According to Professor Williams, Socrates sexually exploited the handsome but dissolute aristocrat Alcibiades. It is true that there were rumors in antiquity that there may have been a physical relationship, but only an ideologue on a mission would twist this into a conviction and damnation of the philosopher. In Alcibiades’s own words, as told in the famous Platonic dialogue, The Symposium (216c–222b), try as the young sensualist might, he could not tempt Socrates into a sexual relationship. Classicists must give due weight to available textual evidence, and in this she egregiously fails. Given her sloppy scholarship, it is not surprising that Dr. Williams dismisses the defense of Professor Katz as merely a conservative initiative.

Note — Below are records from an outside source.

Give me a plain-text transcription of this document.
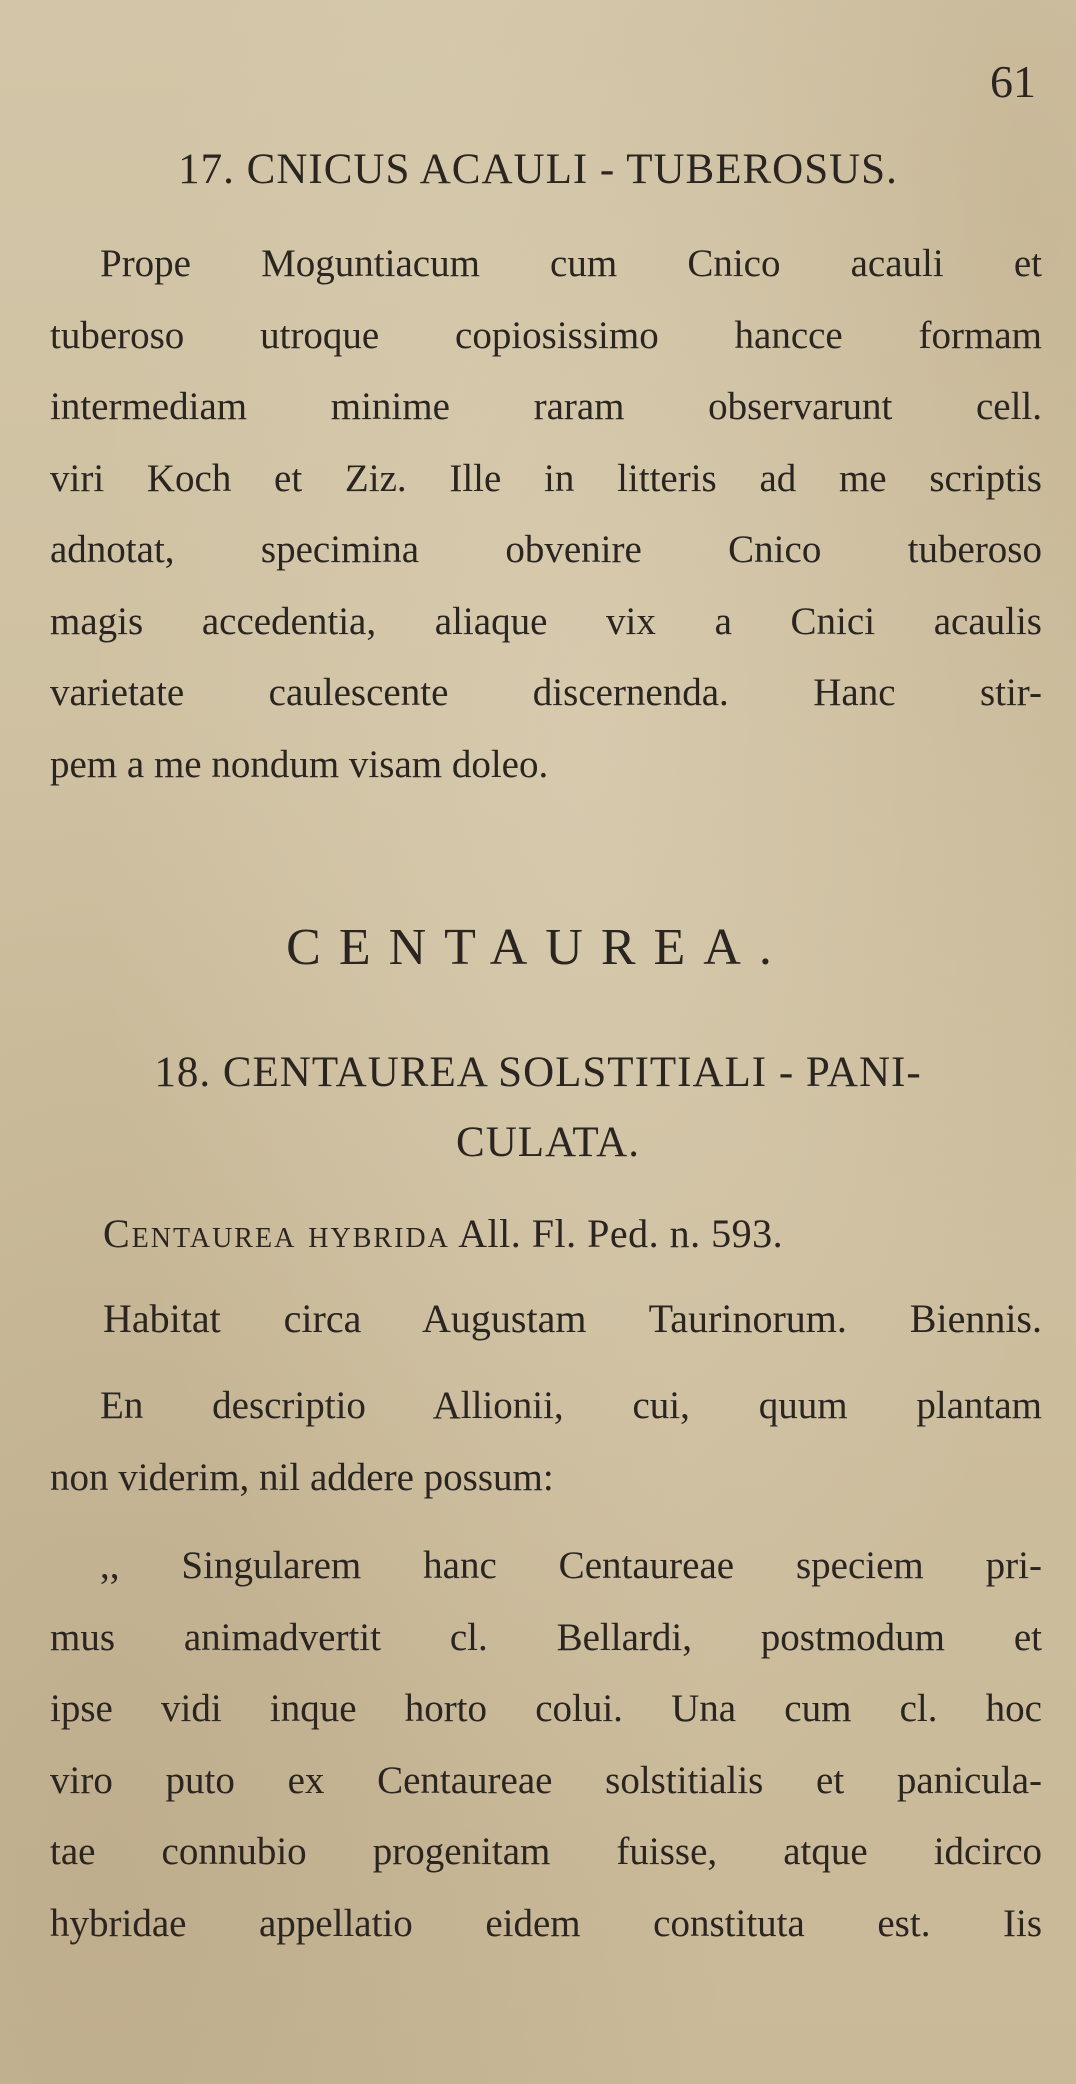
61

17. CNICUS ACAULI - TUBEROSUS.
Prope Moguntiacum cum Cnico acauli et
tuberoso utroque copiosissimo hancce formam
intermediam minime raram observarunt cell.
viri Koch et Ziz. Ille in litteris ad me scriptis
adnotat, specimina obvenire Cnico tuberoso
magis accedentia, aliaque vix a Cnici acaulis
varietate caulescente discernenda. Hanc stir-
pem a me nondum visam doleo.
CENTAUREA.
18. CENTAUREA SOLSTITIALI - PANI-
CULATA.

Centaurea hybrida All. Fl. Ped. n. 593.

Habitat circa Augustam Taurinorum. Biennis.

En descriptio Allionii, cui, quum plantam
non viderim, nil addere possum:
,, Singularem hanc Centaureae speciem pri-
mus animadvertit cl. Bellardi, postmodum et
ipse vidi inque horto colui. Una cum cl. hoc
viro puto ex Centaureae solstitialis et panicula-
tae connubio progenitam fuisse, atque idcirco
hybridae appellatio eidem constituta est. Iis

Does she deem Pen America to be part of that vast, right-wing conspiracy? Pen America excoriates Princeton’s firing of Professor Katz and correctly identifies the real issue as Princeton’s disregard for academic freedom and freedom of speech.
It is sad to see how Nadya Williams’s ideology triumphs over the professional discipline her subject should instill. An essay titled “Who Cares About Character” should itself pay more attention both to character and scholarly method.